Gdy myślimy o patriarchacie pierwszymi ofiarami, które przychodzą nam do głowy są kobiety. Ta książka pokazuje, że ma on negatywny wpływ na wszystkich – również na mężczyzn. Oto „Samiec alfa musi odejść” Liz Plank w tłumaczeniu Martyny Tomczak od Wydawnictwa Czarne.
Autorka książki Liz Plank jest Kanadyjką. Pracuje jako dziennikarka, prowadziła programy m.in. w NBC News i Vox Media. Oprócz tego regularnie gości w The Today Show, BBC World News czy ABC News. Pisze również felietony dla portalu MSNBC.
W swojej pracy od dłuższego czasu zajmuje się tematyką feminizmu i szeroko pojmowanej męskości. Jej ukoronowaniem jest właśnie książka „Samiec alfa musi odejść”. Plank próbuje spojrzeć na mężczyzn z globalnej perspektywy, zaglądając również do różnych zakątków świata, jednak skupia się przede wszystkim na swoim podwórku, czyli Ameryce Północnej.

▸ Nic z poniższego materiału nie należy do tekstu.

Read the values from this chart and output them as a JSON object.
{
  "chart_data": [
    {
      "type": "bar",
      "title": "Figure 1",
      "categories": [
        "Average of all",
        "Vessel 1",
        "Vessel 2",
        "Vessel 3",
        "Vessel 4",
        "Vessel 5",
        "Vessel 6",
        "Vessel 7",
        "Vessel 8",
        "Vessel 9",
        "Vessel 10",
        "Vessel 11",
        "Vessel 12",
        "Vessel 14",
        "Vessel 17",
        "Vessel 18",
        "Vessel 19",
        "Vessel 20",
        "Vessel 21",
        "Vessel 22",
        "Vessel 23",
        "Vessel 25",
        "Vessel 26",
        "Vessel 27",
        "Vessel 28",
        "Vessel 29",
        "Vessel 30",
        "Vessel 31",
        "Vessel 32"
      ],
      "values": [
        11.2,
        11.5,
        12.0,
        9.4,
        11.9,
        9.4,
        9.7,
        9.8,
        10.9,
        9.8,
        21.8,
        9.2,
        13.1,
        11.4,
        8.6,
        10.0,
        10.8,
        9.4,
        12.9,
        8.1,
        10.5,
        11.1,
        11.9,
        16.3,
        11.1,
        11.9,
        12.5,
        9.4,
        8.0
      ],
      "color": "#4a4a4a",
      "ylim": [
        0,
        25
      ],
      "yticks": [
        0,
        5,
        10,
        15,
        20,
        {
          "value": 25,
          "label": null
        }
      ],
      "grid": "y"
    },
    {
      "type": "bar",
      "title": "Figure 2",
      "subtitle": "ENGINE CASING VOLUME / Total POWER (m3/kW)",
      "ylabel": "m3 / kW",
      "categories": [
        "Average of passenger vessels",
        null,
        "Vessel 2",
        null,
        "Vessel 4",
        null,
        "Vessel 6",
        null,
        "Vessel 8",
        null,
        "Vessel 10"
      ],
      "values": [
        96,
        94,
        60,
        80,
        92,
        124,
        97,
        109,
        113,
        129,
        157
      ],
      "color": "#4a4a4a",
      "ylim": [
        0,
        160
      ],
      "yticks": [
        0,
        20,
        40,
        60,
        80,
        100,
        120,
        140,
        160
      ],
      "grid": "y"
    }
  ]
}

Chyba na całym świecie mali chłopcy słyszą od dorosłych: bądź mężczyzną, chłopaki nie płaczą, musisz być silny, baw się tylko samochodami, lalki są dla dziewczyn. W oczach społeczeństwa do dzisiaj mężczyznom nie wypada okazywać emocji, nosić określonych kolorów czy rodzajów ubrań. Patriarchat niczym Saturn zaczął pożerać swoje dzieci…
„Samiec alfa musi odejść” to sygnał do rozpoczęcia zmiany. Mężczyźni powinni sobie uświadomić, że patriarchat krzywdzi również ich, doprowadza do zaburzeń i chorób psychicznych oraz wielu innych problemów. Czy przyjdzie chwila, gdy wszyscy będziemy równi? Naprawdę mam nadzieję, że tak, ale zmiany w myśleniu muszą wprowadzić wszyscy. Książkę powinien przeczytać naprawdę każdy, niezależnie od płci. To kawał bardzo dobrej roboty, która podejmuje niezwykle ważny temat i problem, który występuje na każdej szerokości geograficznej. Może warto by było, żeby „Samiec alfa musi odejść” został szkolną lekturą, bo jest to bardzo ważna i potrzebna pozycja literacka.